Ein Vertreter des Militärs räumte in einem Online-Briefing für Journalisten ein, dass das getroffene Objekt in der von Israel so deklarierten humanitären Zone westlich von Chan Junis gelegen habe. „Es war aber eine abgezäunte, bewachte Hamas-Basis, besetzt mit Terroristen“, fügte er hinzu. Das Militär sei sich auch sehr sicher, dass sich zum Zeitpunkt des Angriffs keine israelischen Geiseln in dem Objekt befunden hätten.

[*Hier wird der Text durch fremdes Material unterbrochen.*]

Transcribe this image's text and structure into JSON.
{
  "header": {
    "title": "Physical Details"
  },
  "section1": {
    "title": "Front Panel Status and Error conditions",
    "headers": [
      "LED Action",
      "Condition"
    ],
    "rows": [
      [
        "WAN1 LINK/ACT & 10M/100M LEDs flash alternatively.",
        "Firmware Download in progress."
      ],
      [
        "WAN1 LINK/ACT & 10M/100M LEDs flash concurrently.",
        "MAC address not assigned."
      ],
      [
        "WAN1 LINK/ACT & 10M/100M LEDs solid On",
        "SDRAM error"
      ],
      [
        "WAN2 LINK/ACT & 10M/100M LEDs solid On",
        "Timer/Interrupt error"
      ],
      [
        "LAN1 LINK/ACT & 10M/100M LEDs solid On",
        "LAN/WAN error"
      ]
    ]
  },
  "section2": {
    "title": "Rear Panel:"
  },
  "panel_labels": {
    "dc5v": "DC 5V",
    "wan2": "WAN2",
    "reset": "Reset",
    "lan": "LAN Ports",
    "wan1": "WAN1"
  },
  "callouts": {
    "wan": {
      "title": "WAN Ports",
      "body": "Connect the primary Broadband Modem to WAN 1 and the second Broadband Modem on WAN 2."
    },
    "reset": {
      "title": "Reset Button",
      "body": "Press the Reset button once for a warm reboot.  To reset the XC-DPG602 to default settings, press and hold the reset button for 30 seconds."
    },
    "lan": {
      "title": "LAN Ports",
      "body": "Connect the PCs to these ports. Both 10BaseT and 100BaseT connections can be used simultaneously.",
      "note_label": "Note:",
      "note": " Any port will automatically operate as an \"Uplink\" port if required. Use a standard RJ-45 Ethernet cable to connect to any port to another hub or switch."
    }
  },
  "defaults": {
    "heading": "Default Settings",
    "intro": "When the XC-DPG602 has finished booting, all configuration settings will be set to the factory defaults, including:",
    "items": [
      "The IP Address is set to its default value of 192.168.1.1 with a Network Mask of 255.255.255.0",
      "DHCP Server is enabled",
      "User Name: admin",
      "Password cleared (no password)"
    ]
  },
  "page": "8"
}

Dagegen hieß es von palästinensischer Seite, Israels Armee habe Zelte von Vertriebenen getroffen. Viele der bei dem Angriff verletzten Palästinenser schwebten in Lebensgefahr, hieß es aus medizinischen Kreisen im Gazastreifen.
Die Angaben ließen sich allesamt zunächst nicht unabhängig verifizieren.
Lagebeurteilung der Armee
Israelische Medien hatten unter Berufung auf die Armee berichtet, es sei unklar, ob sich in der Gegend des Militäreinsatzes auch Geiseln befunden hätten. Es wird davon ausgegangen, dass Hamas-Führer einige der noch im Gazastreifen festgehaltenen Geiseln als menschliche Schutzschilde missbrauchen.

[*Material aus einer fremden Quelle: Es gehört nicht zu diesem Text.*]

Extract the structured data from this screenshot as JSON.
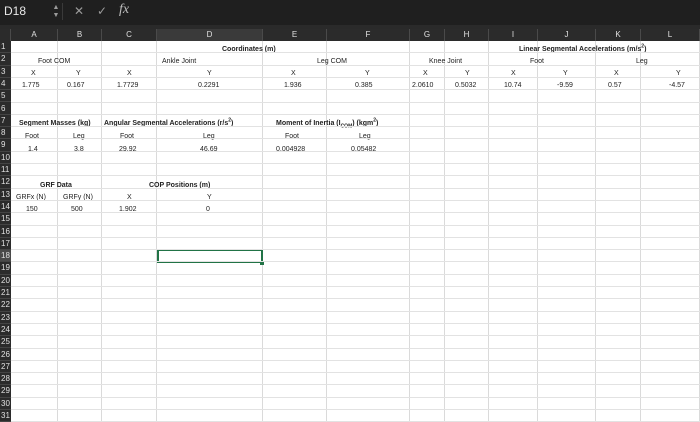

Israels Außenministerium teilte mit, Verteidigungsminister Joav Galant habe „angesichts der Entwicklungen in Gaza“ kürzlich eine Beurteilung der operativen Lage mit Generalstabschef Herzi Halevi sowie dem Chef des Inlandsgeheimdienstes Schin Bet, Ronen Bar, durchgeführt.
Ein Ziel Israels im Gaza-Krieg ist es, Deif sowie den Hamas-Führer im Küstengebiet, Jihia al-Sinwar, gefangenzunehmen oder zu töten. Sie gelten als die beiden wichtigsten Anführer der Organisation innerhalb des Gazastreifens. Im März hatte die Armee die Tötung des dritthöchsten Hamas-Führers im Gazastreifen, Marwan Issa, gemeldet.

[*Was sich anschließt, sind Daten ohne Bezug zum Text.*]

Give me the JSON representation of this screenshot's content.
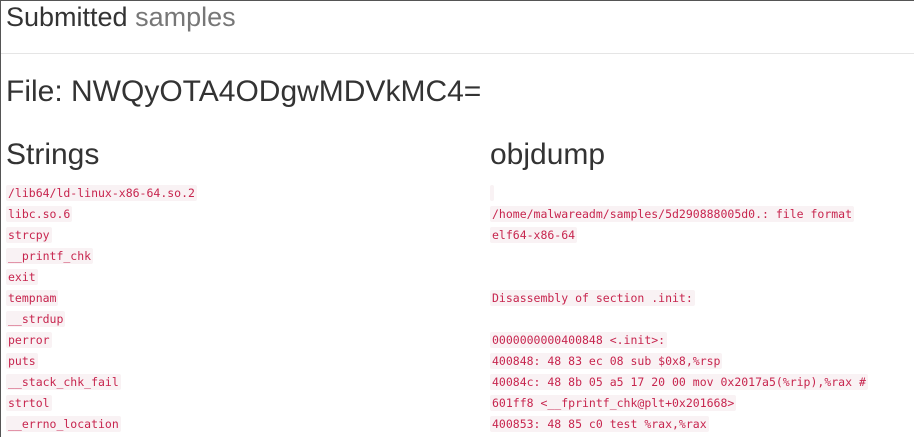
{
  "page": {
    "title_main": "Submitted",
    "title_sub": "samples",
    "file_heading": "File: NWQyOTA4ODgwMDVkMC4="
  },
  "strings": {
    "heading": "Strings",
    "items": [
      "/lib64/ld-linux-x86-64.so.2",
      "libc.so.6",
      "strcpy",
      "__printf_chk",
      "exit",
      "tempnam",
      "__strdup",
      "perror",
      "puts",
      "__stack_chk_fail",
      "strtol",
      "__errno_location"
    ]
  },
  "objdump": {
    "heading": "objdump",
    "lines": [
      "",
      "/home/malwareadm/samples/5d290888005d0.: file format",
      "elf64-x86-64",
      "",
      "",
      "Disassembly of section .init:",
      "",
      "0000000000400848 <.init>:",
      "400848: 48 83 ec 08 sub $0x8,%rsp",
      "40084c: 48 8b 05 a5 17 20 00 mov 0x2017a5(%rip),%rax #",
      "601ff8 <__fprintf_chk@plt+0x201668>",
      "400853: 48 85 c0 test %rax,%rax"
    ]
  }
}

Krankenhaus kann nicht alle Verletzten versorgen
Nach Angaben der palästinensischen Nachrichtenagentur Wafa gab es am Morgen mehrere heftige Angriffe in der Gegend. Mitarbeiter im nahe gelegenen Nasser-Krankenhauses berichteten, dass es nicht mehr ausreichend Betten gebe, um die große Zahl der Verletzten nach den Angriffen aufzunehmen.
In sozialen Medien verbreiteten sich Aufnahmen, die einen riesigen Krater nach dem Luftschlag zeigen sollen. Zu sehen sind auch Menschen, die im Sand und Schutt graben, vermutlich um nach Überlebenden zu suchen. Die Echtheit des Videos konnte zunächst nicht unabhängig verifiziert werden.
Israels Armee hatte zuvor mitgeteilt, dass die Einsätze im gesamten Gazastreifen andauerten.